News Notizie Italia Ftse Mib chiude in rosso la settimana: nuovi minimi per Enel, tonfo del 5% per STM

Ftse Mib chiude in rosso la settimana: nuovi minimi per Enel, tonfo del 5% per STM

17:41

Finale di ottava in affanno per Piazza Affari condizionata dai dati del mercato del lavoro Usa, accolti con freddezza dagli investitori. Il Ftse Mib, reduce dal calo dell’1% circa della vigilia, segna in chiusura -1,13% a quota 20.901 punti. Il report sul mercato del lavoro negli Usa ha evidenziato la creazione di 263mila nuovi posti di lavoro nel mese di settembre, ritmo più basso dall’aprile del 2021. Il tasso di disoccupazione è sceso a sorpresa al 3,5%. “Il mercato del lavoro statunitense resiliente, con l’inflazione core destinata a salire ulteriormente la prossima settimana, rende un aumento della Fed di 75 punti base il 2 novembre praticamente assicurato “, taglia corto James Knightley, Chief International Economist di Ing.

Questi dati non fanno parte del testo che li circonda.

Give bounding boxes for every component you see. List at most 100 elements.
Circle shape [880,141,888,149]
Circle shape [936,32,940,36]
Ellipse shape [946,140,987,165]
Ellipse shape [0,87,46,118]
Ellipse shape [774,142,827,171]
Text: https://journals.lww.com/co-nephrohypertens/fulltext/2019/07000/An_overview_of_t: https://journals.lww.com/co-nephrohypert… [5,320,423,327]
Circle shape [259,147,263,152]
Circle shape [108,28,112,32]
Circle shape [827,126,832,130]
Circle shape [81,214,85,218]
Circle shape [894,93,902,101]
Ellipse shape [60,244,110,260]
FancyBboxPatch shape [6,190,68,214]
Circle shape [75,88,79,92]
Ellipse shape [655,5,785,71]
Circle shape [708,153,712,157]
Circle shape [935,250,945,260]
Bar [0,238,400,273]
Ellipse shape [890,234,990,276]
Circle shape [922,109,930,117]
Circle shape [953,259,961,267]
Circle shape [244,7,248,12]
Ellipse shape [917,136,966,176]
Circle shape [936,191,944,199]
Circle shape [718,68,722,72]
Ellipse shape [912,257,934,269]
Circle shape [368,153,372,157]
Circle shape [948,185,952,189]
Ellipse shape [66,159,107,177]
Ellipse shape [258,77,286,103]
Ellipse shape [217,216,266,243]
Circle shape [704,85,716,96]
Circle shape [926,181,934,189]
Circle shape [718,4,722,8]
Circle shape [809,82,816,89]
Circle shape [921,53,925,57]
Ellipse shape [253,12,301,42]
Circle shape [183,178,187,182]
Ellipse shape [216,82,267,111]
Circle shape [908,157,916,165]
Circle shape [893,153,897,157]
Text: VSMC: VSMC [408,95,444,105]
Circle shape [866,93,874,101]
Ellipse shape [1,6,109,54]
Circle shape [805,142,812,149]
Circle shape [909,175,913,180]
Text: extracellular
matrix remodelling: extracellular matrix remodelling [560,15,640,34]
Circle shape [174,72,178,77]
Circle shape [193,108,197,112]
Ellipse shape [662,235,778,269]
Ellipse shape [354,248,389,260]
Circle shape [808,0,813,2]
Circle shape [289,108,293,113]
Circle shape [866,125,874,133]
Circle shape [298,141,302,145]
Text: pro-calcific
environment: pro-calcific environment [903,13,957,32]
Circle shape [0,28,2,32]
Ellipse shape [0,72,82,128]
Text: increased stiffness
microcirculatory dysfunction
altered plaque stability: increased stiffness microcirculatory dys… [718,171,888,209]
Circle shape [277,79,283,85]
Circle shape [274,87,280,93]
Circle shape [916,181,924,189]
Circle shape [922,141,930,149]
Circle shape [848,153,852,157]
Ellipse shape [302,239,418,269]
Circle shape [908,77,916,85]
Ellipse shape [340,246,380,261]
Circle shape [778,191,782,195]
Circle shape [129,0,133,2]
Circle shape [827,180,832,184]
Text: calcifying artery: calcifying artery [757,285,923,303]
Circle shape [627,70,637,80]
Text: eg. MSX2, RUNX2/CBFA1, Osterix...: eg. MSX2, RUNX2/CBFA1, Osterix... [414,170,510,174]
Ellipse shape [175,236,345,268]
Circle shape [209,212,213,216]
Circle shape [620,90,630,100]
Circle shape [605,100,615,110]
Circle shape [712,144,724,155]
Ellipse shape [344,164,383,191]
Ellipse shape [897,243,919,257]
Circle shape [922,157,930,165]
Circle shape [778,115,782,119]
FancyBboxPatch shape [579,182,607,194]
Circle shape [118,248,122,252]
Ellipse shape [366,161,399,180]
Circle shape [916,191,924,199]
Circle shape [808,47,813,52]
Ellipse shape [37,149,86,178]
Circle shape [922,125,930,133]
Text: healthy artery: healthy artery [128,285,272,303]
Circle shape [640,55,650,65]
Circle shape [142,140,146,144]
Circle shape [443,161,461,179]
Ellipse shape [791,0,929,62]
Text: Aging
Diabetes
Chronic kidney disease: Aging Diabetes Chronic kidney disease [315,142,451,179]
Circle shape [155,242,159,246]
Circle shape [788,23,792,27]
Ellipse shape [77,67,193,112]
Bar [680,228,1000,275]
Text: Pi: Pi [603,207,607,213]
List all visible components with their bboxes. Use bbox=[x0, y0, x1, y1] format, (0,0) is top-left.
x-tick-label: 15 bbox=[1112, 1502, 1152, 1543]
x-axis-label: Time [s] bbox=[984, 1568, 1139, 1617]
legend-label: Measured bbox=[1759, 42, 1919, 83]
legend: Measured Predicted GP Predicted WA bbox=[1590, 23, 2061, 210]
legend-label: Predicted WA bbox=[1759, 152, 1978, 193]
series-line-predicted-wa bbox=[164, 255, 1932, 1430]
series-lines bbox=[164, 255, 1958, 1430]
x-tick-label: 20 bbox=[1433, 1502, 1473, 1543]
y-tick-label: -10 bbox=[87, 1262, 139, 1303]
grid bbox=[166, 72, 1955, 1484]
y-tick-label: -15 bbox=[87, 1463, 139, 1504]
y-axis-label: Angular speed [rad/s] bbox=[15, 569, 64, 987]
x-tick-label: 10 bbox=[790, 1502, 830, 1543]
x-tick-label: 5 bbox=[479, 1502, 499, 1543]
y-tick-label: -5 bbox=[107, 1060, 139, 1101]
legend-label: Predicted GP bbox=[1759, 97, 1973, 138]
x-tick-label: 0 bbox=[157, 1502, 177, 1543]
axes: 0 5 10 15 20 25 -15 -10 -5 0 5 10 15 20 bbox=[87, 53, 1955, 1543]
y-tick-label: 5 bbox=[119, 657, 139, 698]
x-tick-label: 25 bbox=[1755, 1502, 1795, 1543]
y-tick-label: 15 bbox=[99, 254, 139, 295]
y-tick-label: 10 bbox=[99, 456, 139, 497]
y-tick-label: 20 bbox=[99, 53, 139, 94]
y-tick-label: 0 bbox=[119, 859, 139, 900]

Sul parterre di Piazza Affari nuovo calo per Enel (-1,16% a 4,122 euro) che aggiorna così i minimi da marzo 2017. In calo anche i titoli automotive con Ferrari a 2,44% e Stellantis -1,87%. In netto affanno STM (-5,26% a 33,66 euro) dopo che AMD, leader insieme ad Intel nel design delle CPU usate principalmente nei PC, ha pubblicato il fatturato preliminare per il terzo trimestre sotto le attese ($5,6 mld, -16% vs $6,7 mld del consensus). Anche Samsung, principale produttore di memorie, ha riportato risultati sotto le attese.

Giornata in gran spolvero invece per Leonardo (+3,11% a 7,436 euro), miglior titolo dell’indice Ftse Mib. A sostenere le quotazioni le indiscrezioni rese note dal The Defense Post, secondo cui il governo norvegese ha proposto un aumento del 10% del suo budget per la difesa per il prossimo anno a causa dell’invasione russa dell’Ucraina nel 2023. La Norvegia, che condivide un confine di 198 km con la Russia, prevede, secondo l’articolo, di utilizzare le risorse extra per rafforzare i suoi servizi di intelligence militare, ricostituire le sue scorte di munizioni e aumentare la sua guardia nazionale. “Al momento la Norvegia non è un mercato di esportazione chiave per Leonardo” scrivono gli analisti di Mediobanca Securities, secondo cui “è probabile che i bilanci della difesa dell’UE subiranno un altro aumento nel 2023. E questo, a sua volta, dovrebbe supportare l’assunzione di ordini per Leonardo”.